The voters’ rage

Nothing or very little has improved during the ten years of PPP and the PML-N rule

The writer is a professor of political science at LUMS, Lahore. His recent book is Imagining Pakistan: Modernism, State and the Politics of Islamic Revival (Lexington Books, 2017)

The voters throughout Pakistan are largely disappointed with the performance of their representatives. They are rightly complaining about shortage of water both for domestic and agricultural use, uncollected garbage, broken roads, dysfunctional sewerage or its non-existent, education, health and security. There are problems specific to villages, cities and localities. Actually, all problems are local; they become national only as a larger national phenomenon. Nothing or very little has improved during the ten years of PPP and the PML-N rule when it comes to governance, provision of critical services or good social order.

In many ways, the PML-N governments in Punjab and at the centre have done far better than the PPP. We expected more from it to address the difficult structural issues of the economy, public institutions, corruption and wasteful public entities. It avoided difficult options, like documenting the economy, taxing retail businesses and agriculture. To fund its trademark projects of motorways, metro bus, orange train, it has borrowed heavily surpassing all government of the past. It leaves huge economic problems for its successors, and for itself, if the party returns to power, a dream which looks unrealistic.

The impact of bad economic governance, corruption and institutional inefficiencies of all tiers of governing institutions has hit the citizens everywhere, and disregard to one’s class or location. It is not surprising to see the voters asking the familiar candidates two familiar questions, “what have you done for us?” and “where were you during the past five years?”.

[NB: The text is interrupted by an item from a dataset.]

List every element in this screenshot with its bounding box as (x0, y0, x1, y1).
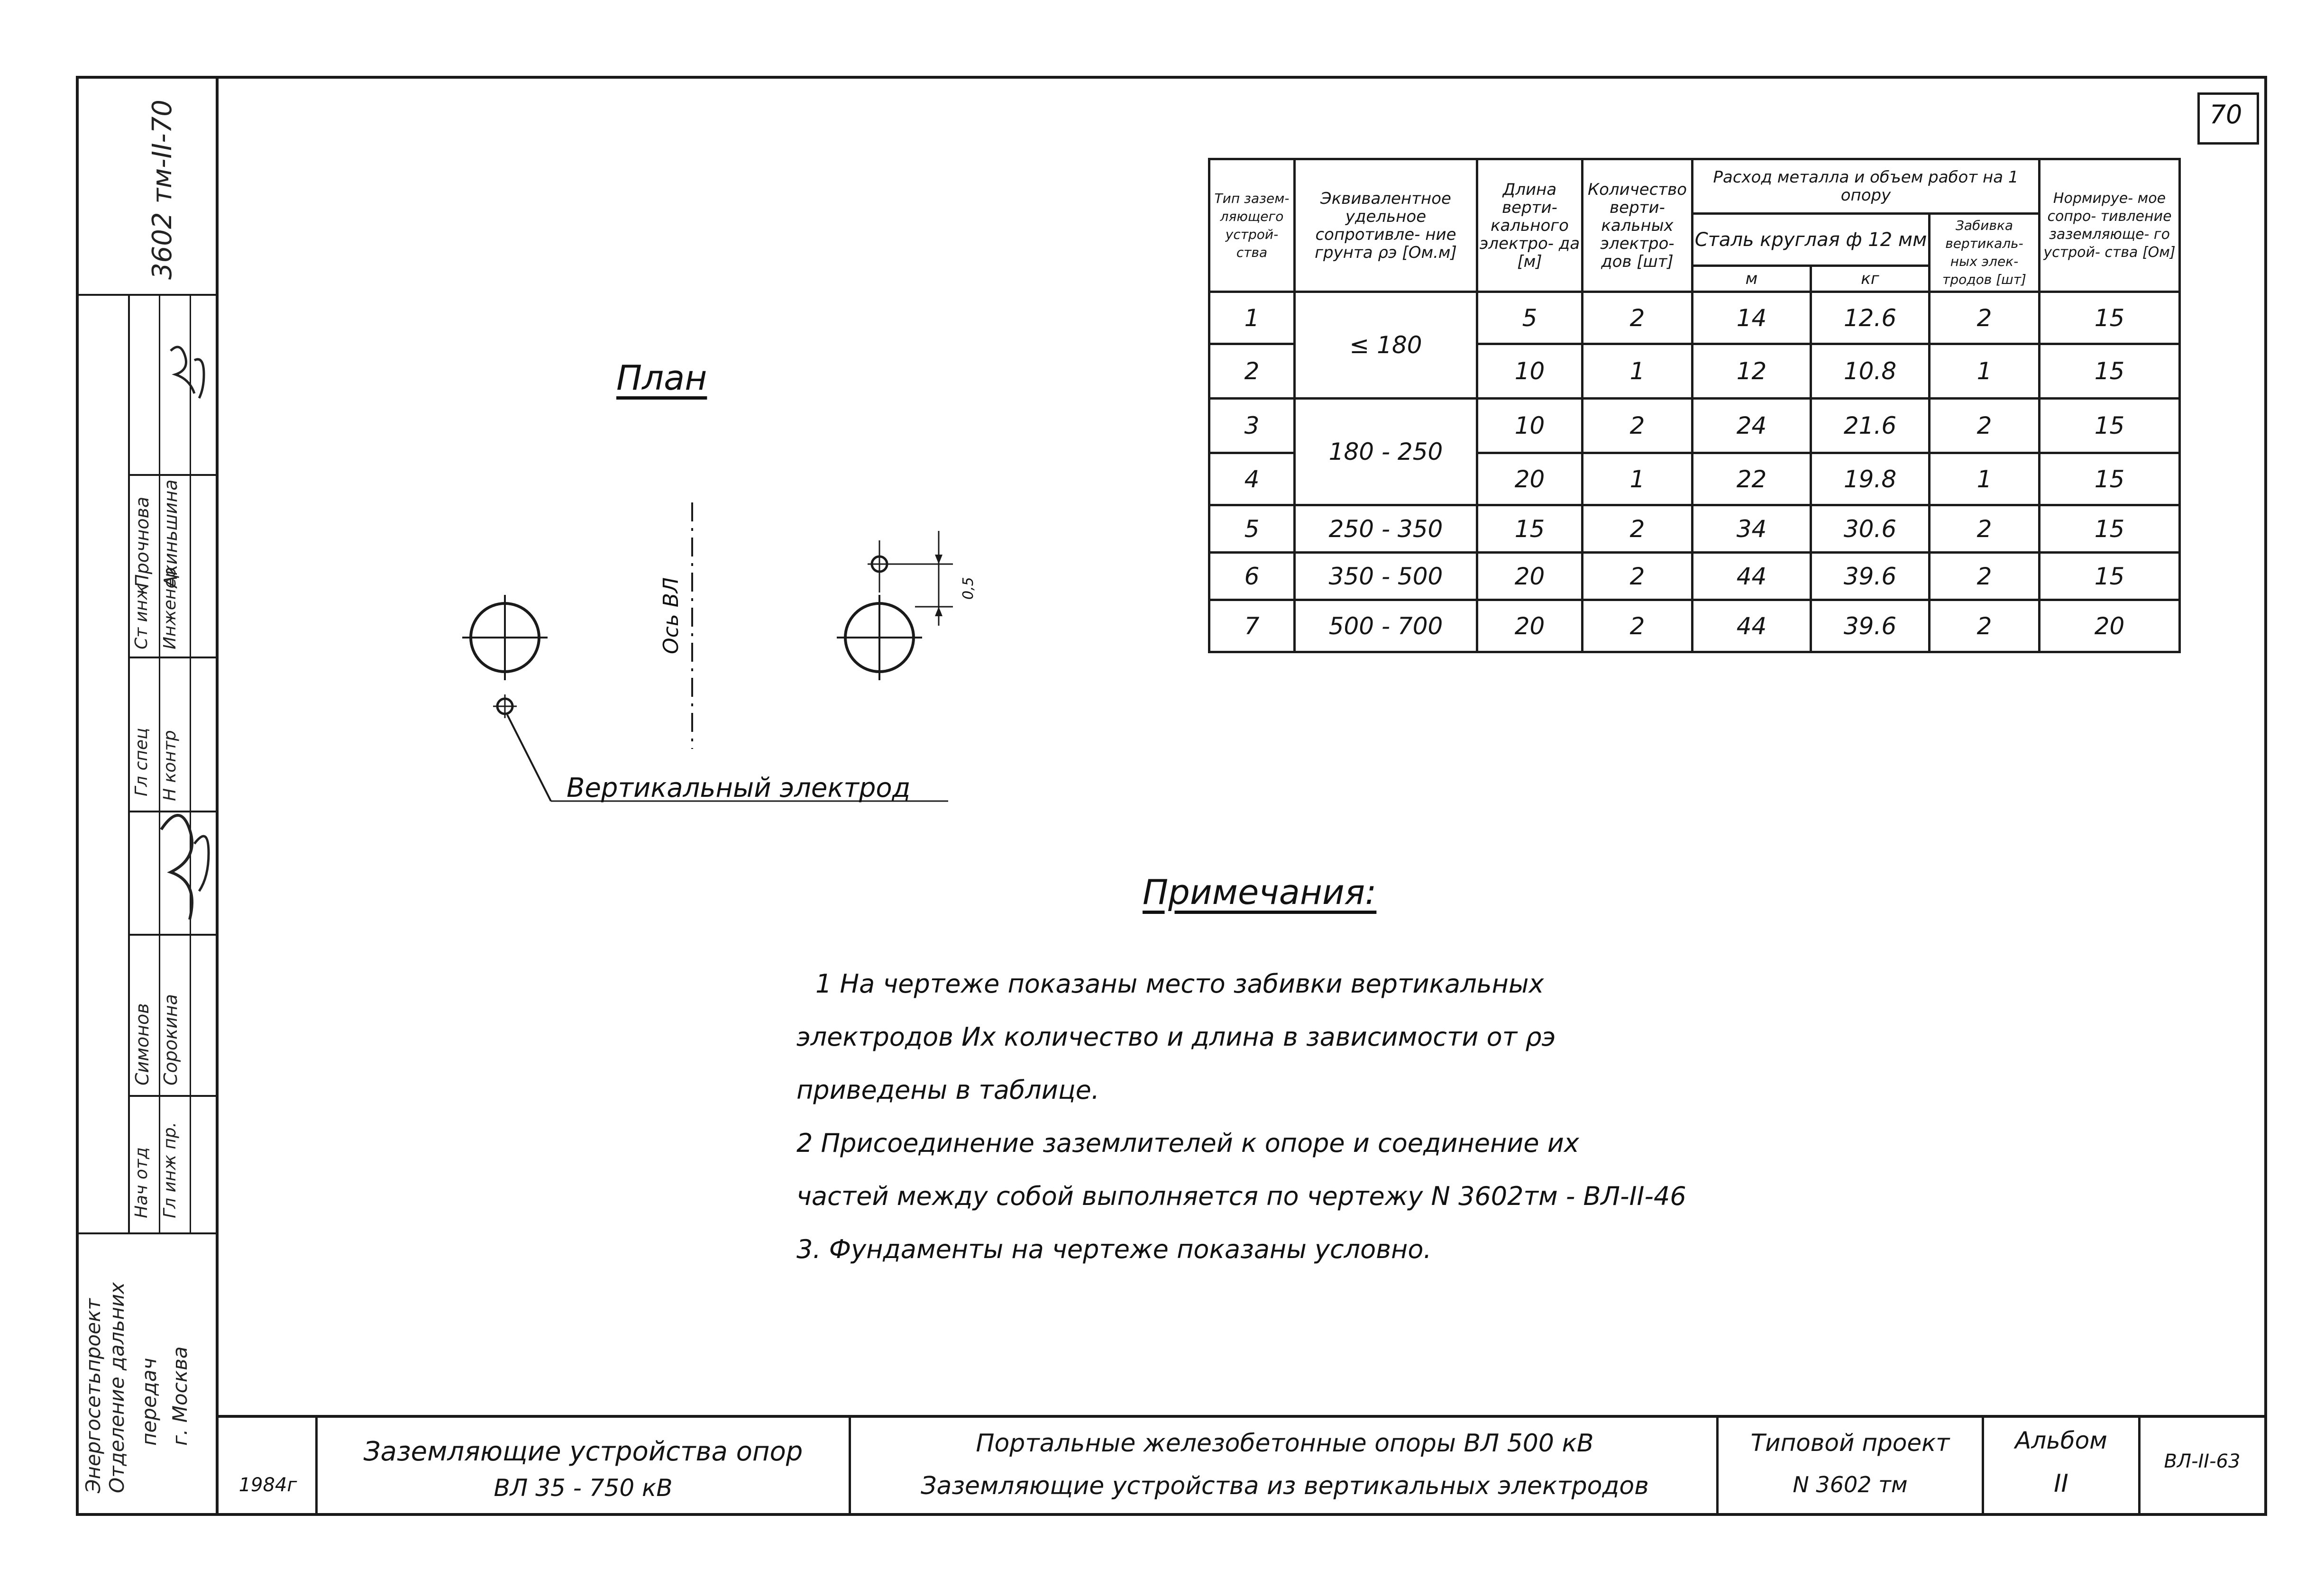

These simple questions summarise the concepts of mandate, accountability, right to rule and its conditionality—the substance of republicanism and democratic theory. People have right to rule, which is transferred during the time of elections to the representatives on the conditions they would work for them and in their interests. The representatives are the trustees of people’s power—in theory—. It is a borrowed power for five years and sovereign or right to rule returns back to the citizens.

The questioning by voters signifies a big progress of the electorates in realising that they have the power to confirm or deny a representative status to a candidate. In traditional society like ours where the dominant political elites with a strong social base in tribe, caste, ethnicity, land or shrine take the voter for granted, the new and emerging voices quizzing them means political awakening.

In many democracies, both mature and developing, angry voters have routed out political parties and leaders from power. Can and will it happen also in Pakistan in the 2018 elections? The voters in two provinces, the Punjab and the Khyber-Pakhtunkhwa have voted for different parties in 2002, 2008 and 2013 elections. The voters have rejected the PPP in three provinces; it has shrunk to a party of the interior Sindh, PML-Q is reduced to couple of parliamentarians and the Awami National Party, which had once a dominant position in K-P has lost out to its rivals. This suggests that Pakistani voters can throw out old players and bring in new ones. The rise of the Pakistan Tehreek-e-Insaf is a case in point—in the K-P in the 2013 elections.

While we notice annoyance with the old established political elites and parties in all parts of the country, the voting pubic appears to be fragmented along narrow ethnic, regional, caste and biradari lines. This is the reason, why the parties, some with bigger vote-bank, recruit electable, dynastic elite to run for elections. When it is the same stock of candidates, what would matter is credibility of leader at the top and his vision in harnessing the power of the angry voters.